Irene Montero aparece casi siempre enfurruñada, salvo cuando le toca sesión de flashes en el Vanity Fair, que entonces pone caritas de buen rollo. Pero lo normal es verla más cabreada que una mona, sobre todo si ejerce de lideresa de las confluencias. En ese caso se viste de raspa desde por la mañana. De todas formas, hay que reconocer que le va de lujo con esa pose. Hasta puede permitirse vivir a cuerpo de rey, que es su forma republicana de coronarse por el morro.
A comienzos de semana, tuvimos la última muestra del malaje que se gasta a cuenta de la prohibición, por parte del delegado del Gobierno en Madrid, de celebrar manifestaciones en el día de la mujer. La ministra se tomó mal el veto, o malamente que dicen ahora, y salió a los medios hecha una furia para quejarse de la criminalización del movimiento feminista. Hace ahora un año más o menos, nos iniciábamos en el camino de un apocalipsis rebajado a base de confinamientos. Hay fechas que dan qué pensar. A Irene Montero, la del 8-M, debería darle, incluso, para hacer una penitencia en toda regla por la parte que le toca en lo que vino luego.

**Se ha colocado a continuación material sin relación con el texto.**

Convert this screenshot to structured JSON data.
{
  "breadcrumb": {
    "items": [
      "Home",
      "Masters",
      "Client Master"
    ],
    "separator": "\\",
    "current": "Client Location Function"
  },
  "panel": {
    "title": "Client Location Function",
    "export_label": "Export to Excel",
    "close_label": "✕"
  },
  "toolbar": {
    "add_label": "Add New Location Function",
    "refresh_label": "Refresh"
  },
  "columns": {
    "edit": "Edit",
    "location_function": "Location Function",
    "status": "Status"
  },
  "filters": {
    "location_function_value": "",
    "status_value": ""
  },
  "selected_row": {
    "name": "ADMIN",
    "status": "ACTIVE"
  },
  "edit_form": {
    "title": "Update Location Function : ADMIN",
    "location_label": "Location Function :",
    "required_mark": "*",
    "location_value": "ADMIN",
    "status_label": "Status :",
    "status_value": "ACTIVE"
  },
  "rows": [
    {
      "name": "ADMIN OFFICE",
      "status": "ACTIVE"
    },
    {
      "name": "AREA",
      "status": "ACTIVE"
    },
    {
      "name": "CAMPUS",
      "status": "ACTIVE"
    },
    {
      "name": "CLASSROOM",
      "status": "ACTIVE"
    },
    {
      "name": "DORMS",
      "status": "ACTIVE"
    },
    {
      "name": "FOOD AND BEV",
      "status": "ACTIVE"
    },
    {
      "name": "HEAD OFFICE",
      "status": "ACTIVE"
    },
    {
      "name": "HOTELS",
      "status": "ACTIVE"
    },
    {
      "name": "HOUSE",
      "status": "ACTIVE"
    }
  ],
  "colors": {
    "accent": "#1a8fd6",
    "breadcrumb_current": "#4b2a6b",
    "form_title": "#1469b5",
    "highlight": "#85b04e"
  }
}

Pero nanay de la china. La ministra que llamó a tomar la calle en aquella jornada infausta ha repetido su papelón de entonces, a la vuelta de cien mil muertos y pico, para seguir alentando nuevas marchas y concentraciones. No aprende, la pobre. Le tiene vicio a las manifas -a lo mejor, lo suyo es genético-, y eso le va a costar cualquier día el disgusto de compartir la calle con negacionistas que le suscribirán aquello de “mata más el machismo que el virus”. Al tiempo.
Para mí que la ministra ha metido el cuezo con su intervención. En la forma y en el fondo; o sea, en todo. Prohibir las manifestaciones -¡ojo al dato: sólo las manifestaciones!– no es una agresión contra la mujer por parte de un heteropatriarcado receloso y coercitivo. Parece, simple y llanamente, una decisión prudente habida cuenta de que todavía tenemos al patógeno de marras apatrullando la ciudad. Sin embargo, Irene Montero ha querido convertir ese revés circunstancial en un melodrama con tintes sexistas, lo que ya son ganas de sacar los pies del tiesto. Para los demás, en cambio, el verdadero melodrama es que un virus tenga a todo hijo de vecino viviendo a medio gas desde hace un año o que la pandemia haya enviado a miles de los nuestros a criar malvas en los camposantos. Por esa razón, tengo yo el feeling de que, esta vez, la enorme mayoría de mujeres preferían, puestas en la tesitura de elegir, andarse con mucho tiento y dejar los folklores para otro rato. Pero Irene Montero está en otro rollo. Ella es muy de militancia y eso; o sea, que tiene la cabeza llena de eslóganes que dejan poco sitio para el desarrollo de ideas cabales.
En cualquier otro país –serio, se entiende–, nuestra Irene hubiera tenido poco margen para sus lucimientos; muy probablemente, ni siquiera hubiera llegado al cargo. Pero ella vive en un país peculiar y forma parte de un gobierno distópico, más peculiar aún, en el que cualquiera de sus miembros puede salir al ruedo a montárselo de verso libre. Ella es de las que más se prodiga en esos tercios, y lo hace siempre fingiendo mosqueos. Se ve que, para darse vuelo, y limpiar de paso el estigma de acudir al Consejo de Ministros en calidad de “señora de”, necesita adoptar la pose de la quinceañera contestataria empeñada en reivindicar con mucha escandalera lo que le sale del higo. Hemos tenido mala suerte. De todas las mujeres ministrables –las hay a cientos, preparadísimas–, nos tuvo que tocar una de luces cortas y malencarada. Mejor no pregunten cómo llegó ahí.